Representing some truth in advertising, San Francisco's Moon Duo is a duo, although Escape, the band's full length debut, finds them exploring spaced-out rock terrain well beyond our solar system. The group, comprised of guitarist/vocalist Eric "Ripley" Johnson and keyboardist Sanae Yamada, have released a handful of records since forming last year, no small feat considering that Johnson is also one-fourth of acclaimed SF psych-rock band Wooden Shjips.
"Motorcycle, I Love You" kicks off Escape's Side A, luring listeners in with a metronomic drum pattern and a wobbly bass line before simple, repetitive guitar and keyboard lines give way to freeform sonic workouts. This is an album powered by German-engineered rhythms, pushing forward with an unrelenting heft. Each song flirts, to varying degrees, with melodic rock narratives, but Johnson's vocals are buried in the mix, and he and Yamada seem far more interested in moving forward than revisiting familiar refrains. This approach will either bowl you over or shove you away, depending on your interest in the ebbs and flows of distorted guitar and synths.

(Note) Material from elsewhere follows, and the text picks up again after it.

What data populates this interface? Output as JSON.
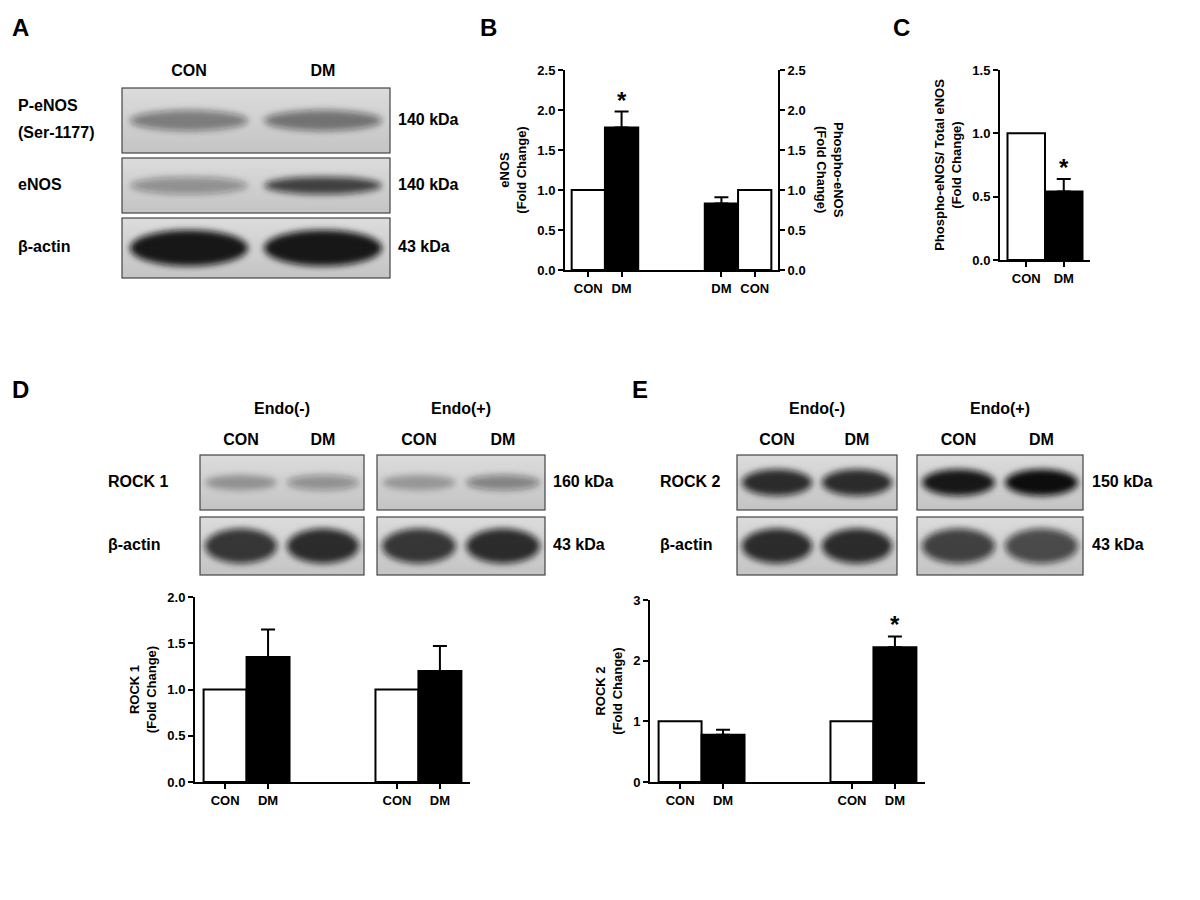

Escape's perpetual motion might make it easy to miss some of the nuances, but "In The Trees" steps back from the churn, showcasing melodic grooves that are as brooding as the song's thick electric layers are blistering. Once again, there are initially muffled lyrics and a vocal melody, but these are but jumping off points for the band's real interest: a two-headed psych-drone assault that finds Johnson's warped six-string roaming as Yamada creates sweeping synth oscillations. Headphones are probably the best way to experience the nuanced push-and-pull at work here, and the reward is a head-spinning back-and-forth dialogue of sounds.
Fans of Wooden Shjips' repetitive, minimalistic songwriting will find some similar aesthetic sensibilities at work in Escape's sparse structures. But while the Shijps called to mind a specific segment of classic psych rock with haunting organs and Ripley's echoey vocals, Moon Duo feels considerably more freeform, and its jams suggest traces of the past several decades of rock music. Underneath all of the noise, the influence of melodic drone-rock pioneers The Velvet Underground is inescapable, while the band's primitive beats recall Suicide minus some of that duo's art-punk nihilism. There are even hints of Jesus and Mary Chain early on in "Escape," before that song expands into the stratosphere.
An invented game of "spot the reference," however, would entirely miss the point. Escape's power doesn't derive from any particular aural sense-memory it triggers, but from its bold four-song declaration that a two-member band can transcend minimalist forms to create a consistently hypnotic exploration of mind-expanding rock bliss.